Survey finds MS relapse is underreported

November 07, 2017
Two surveys suggest patient-reported multiple sclerosis relapse rates may be higher than thought. The surveys found that approximately one in every two patients experiencing a relapse do not always report it to their healthcare provider.
The first survey, “Relapse Prevalence, Symptoms, and Health Care Engagement: Insights from Patients with Multiple Sclerosis from the Multiple Sclerosis in America 2017 Survey” found that:
  • 46.9 percent of respondents with relapses said they always or often contact their healthcare provider during a relapse; 45.8 percent said they sometimes or rarely contact their healthcare provider during a relapse; and 7.3 percent said they never contact their healthcare provider during a relapse. 
  • Common reasons for patients not engaging their healthcare provider during a relapse were: relapse is not severe enough (57.9 percent), healthcare provider is unhelpful or didn’t tell me I should (30.9 percent), medications are ineffective or not well tolerated (25.6 percent), preference to manage alone (24.4 percent), financial or insurance barriers (16.1 percent), or had medication on-hand (10 percent). 
  • More frequent patient engagement of an healthcare provider during a relapse was associated with lower relapse frequency. 
  • In addition, patients were more satisfied with both their provider and their overall treatment plan when healthcare provider follow-up occurred within one month of reporting of the relapse.

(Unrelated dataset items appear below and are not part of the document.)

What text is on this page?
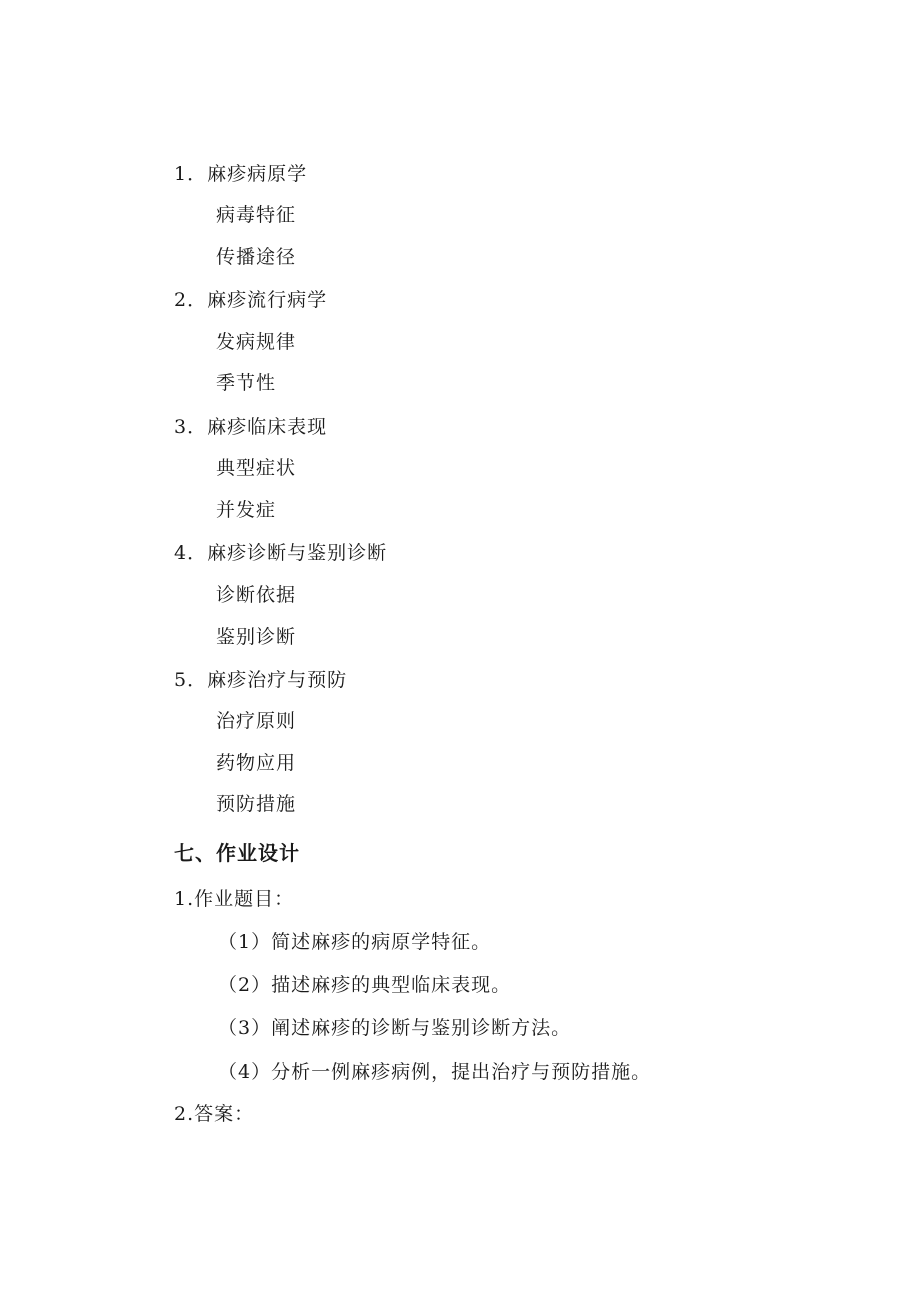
1．麻疹病原学
病毒特征
传播途径
2．麻疹流行病学
发病规律
季节性
3．麻疹临床表现
典型症状
并发症
4．麻疹诊断与鉴别诊断
诊断依据
鉴别诊断
5．麻疹治疗与预防
治疗原则
药物应用
预防措施
七、作业设计
1.作业题目：
（1）简述麻疹的病原学特征。
（2）描述麻疹的典型临床表现。
（3）阐述麻疹的诊断与鉴别诊断方法。
（4）分析一例麻疹病例，提出治疗与预防措施。
2.答案：
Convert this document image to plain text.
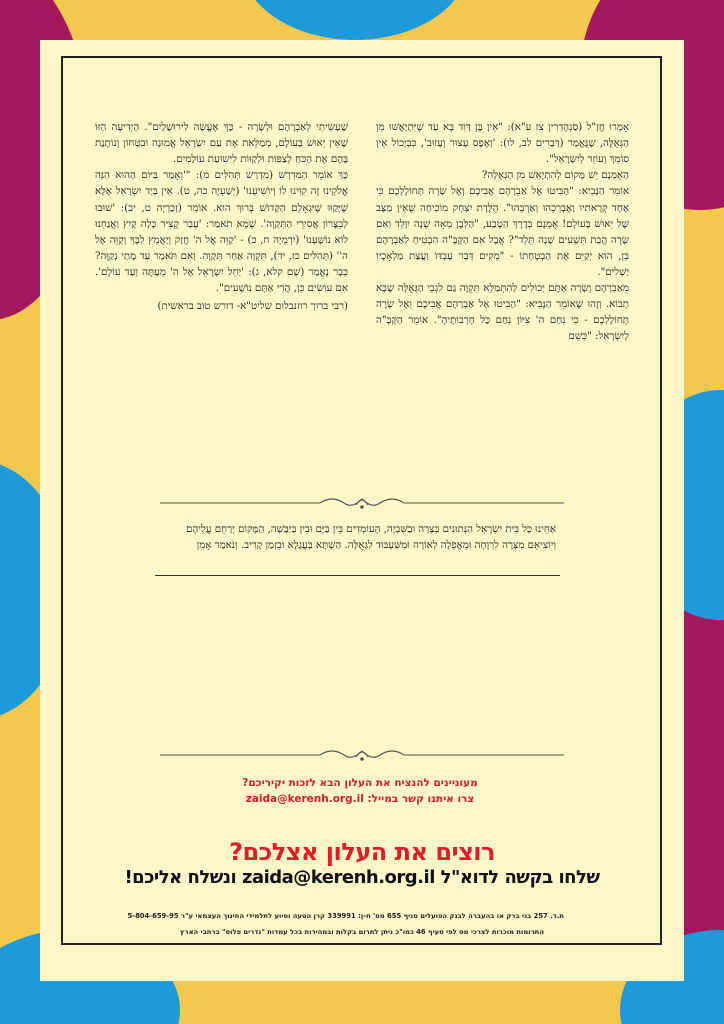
אָמְרוּ חֲזַ"ל (סַנְהֶדְרִין צז ע"א): "אֵין בֶּן דָּוִד בָּא עַד שֶׁיִּתְיָאֲשׁוּ מִן הַגְּאֻלָּה, שֶׁנֶּאֱמַר (דְּבָרִים לב, לו): 'וְאֶפֶס עָצוּר וְעָזוּב', כִּבְיָכוֹל אֵין סוֹמֵךְ וְעוֹזֵר לְיִשְׂרָאֵל".

הַאֻמְנָם יֵשׁ מָקוֹם לְהִתְיָאֵשׁ מִן הַגְּאֻלָּה?

אוֹמֵר הַנָּבִיא: "הַבִּיטוּ אֶל אַבְרָהָם אֲבִיכֶם וְאֶל שָׂרָה תְּחוֹלֶלְכֶם כִּי אֶחָד קְרָאתִיו וַאֲבָרְכֵהוּ וְאַרְבֵּהוּ". הֻלֶּדֶת יִצְחָק מוֹכִיחָה שֶׁאֵין מַצָּב שֶׁל יֵאוּשׁ בָּעוֹלָם! אֻמְנָם בְּדֶרֶךְ הַטֶּבַע, "הַלְּבֶן מֵאָה שָׁנָה יִוָּלֵד וְאִם שָׂרָה הֲבַת תִּשְׁעִים שָׁנָה תֵּלֵד"? אֲבָל אִם הַקָּבָּ"ה הִבְטִיחַ לְאַבְרָהָם בֵּן, הוּא יְקַיֵּם אֶת הַבְטָחָתוֹ - "מֵקִים דְּבַר עַבְדּוֹ וַעֲצַת מַלְאָכָיו יַשְׁלִים".

מֵאַבְרָהָם וְשָׂרָה אַתֶּם יְכוֹלִים לְהִתְמַלֵּא תִּקְוָה גַּם לִגְבֵי הַגְּאֻלָּה שֶׁבָּא תָבוֹא. וְזֶהוּ שֶׁאוֹמֵר הַנָּבִיא: "הַבִּיטוּ אֶל אַבְרָהָם אֲבִיכֶם וְאֶל שָׂרָה תְּחוֹלֶלְכֶם - כִּי נִחַם ה' צִיּוֹן נִחַם כָּל חָרְבוֹתֶיהָ". אוֹמֵר הַקָּבָּ"ה לְיִשְׂרָאֵל: "כְּשֵׁם

שֶׁעָשִׂיתִי לְאַבְרָהָם וּלְשָׂרָה - כָּךְ אֶעֱשֶׂה לִירוּשָׁלַיִם". הַיְדִיעָה הַזּוֹ שֶׁאֵין יֵאוּשׁ בָּעוֹלָם, מְמַלֵּאת אֶת עַם יִשְׂרָאֵל אֱמוּנָה וּבִטָּחוֹן וְנוֹתֶנֶת בָּהֶם אֶת הַכֹּחַ לְצַפּוֹת וּלְקַוּוֹת לִישׁוּעַת עוֹלָמִים.

כָּךְ אוֹמֵר הַמִּדְרָשׁ (מִדְרַשׁ תְּהִלִּים מ): "'וְאָמַר בַּיּוֹם הַהוּא הִנֵּה אֱלֹקֵינוּ זֶה קִוִּינוּ לוֹ וְיוֹשִׁיעֵנוּ' (יְשַׁעְיָה כה, ט). אֵין בְּיַד יִשְׂרָאֵל אֶלָּא שֶׁיְּקַוּוּ שֶׁיִּגְאָלֵם הַקָּדוֹשׁ בָּרוּךְ הוּא. אוֹמֵר (זְכַרְיָה ט, יב): 'שׁוּבוּ לְבִצָּרוֹן אֲסִירֵי הַתִּקְוָה'. שֶׁמָּא תֹאמַר: 'עָבַר קָצִיר כָּלָה קָיִץ וַאֲנַחְנוּ לוֹא נוֹשָׁעְנוּ' (יִרְמְיָה ח, כ) - 'קַוֵּה אֶל ה' חֲזַק וְיַאֲמֵץ לִבֶּךָ וְקַוֵּה אֶל ה'' (תְּהִלִּים כז, יד), תִּקְוָה אַחַר תִּקְוָה. וְאִם תֹּאמַר עַד מָתַי נְקַוֶּה? כְּבָר נֶאֱמַר (שָׁם קלא, ג): 'יַחֵל יִשְׂרָאֵל אֶל ה' מֵעַתָּה וְעַד עוֹלָם'. אִם עוֹשִׂים כֵּן, הֲרֵי אַתֶּם נוֹשָׁעִים".

(רבי ברוך רוזנבלום שליט"א- דורש טוב בראשית)

אַחֵינוּ כָּל בֵּית יִשְׂרָאֵל הַנְּתוּנִים בְּצָרָה וּבַשִּׁבְיָה, הָעוֹמְדִים בֵּין בַּיָּם וּבֵין בַּיַּבָּשָׁה, הַמָּקוֹם יְרַחֵם עֲלֵיהֶם וְיוֹצִיאֵם מִצָּרָה לִרְוָחָה וּמֵאֲפֵלָה לְאוֹרָה וּמִשִּׁעְבּוּד לִגְאֻלָּה. הַשְׁתָּא בַּעֲגָלָא וּבִזְמַן קָרִיב. וְנֹאמַר אָמֵן
מעוניינים להנציח את העלון הבא לזכות יקיריכם?
צרו איתנו קשר במייל: zaida@kerenh.org.il
רוצים את העלון אצלכם?
שלחו בקשה לדוא"ל zaida@kerenh.org.il ונשלח אליכם!
ת.ד. 257 בני ברק או בהעברה לבנק הפועלים סניף 655 מס' ח-ן: 339991 קרן הטעה וסיוע לתלמידי החינוך העצמאי ע"ר 5-804-659-95
התרומות מוכרות לצרכי מס לפי סעיף 46 כמו"כ ניתן לתרום בקלות ובמהירות בכל עמדות "נדרים פלוס" ברחבי הארץ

The second study, “Understanding Patient Underreporting of MS Relapses: Insights from a 2017 Survey of Patients with Multiple Sclerosis” found that while most patients believe it is at least as important (if not more important) to treat relapses as their MS, half said they do not always contact their physician when they suspect they are experiencing a relapse. A majority of those who do not always report their suspected relapses cited their reason for not doing so as believing the relapse would resolve on its own and didn’t need to be treated.
Patients who always reported suspected relapses were more likely to:
  • strongly agree that their doctor has spent time educating them about the signs and symptoms that could indicate a relapse (54 percent);
  • state that it is very important to monitor for signs and symptoms of a relapse (83 percent), report symptoms regardless of severity (83 percent), and seek treatment for their relapse (80 percent); and
  • be very satisfied with prior steroid therapy (39 percent) and be willing to be treated again with IV steroids (94 percent).
The findings were presented at the Joint ECTRIMS-ACTRIMS Meeting in Paris, France.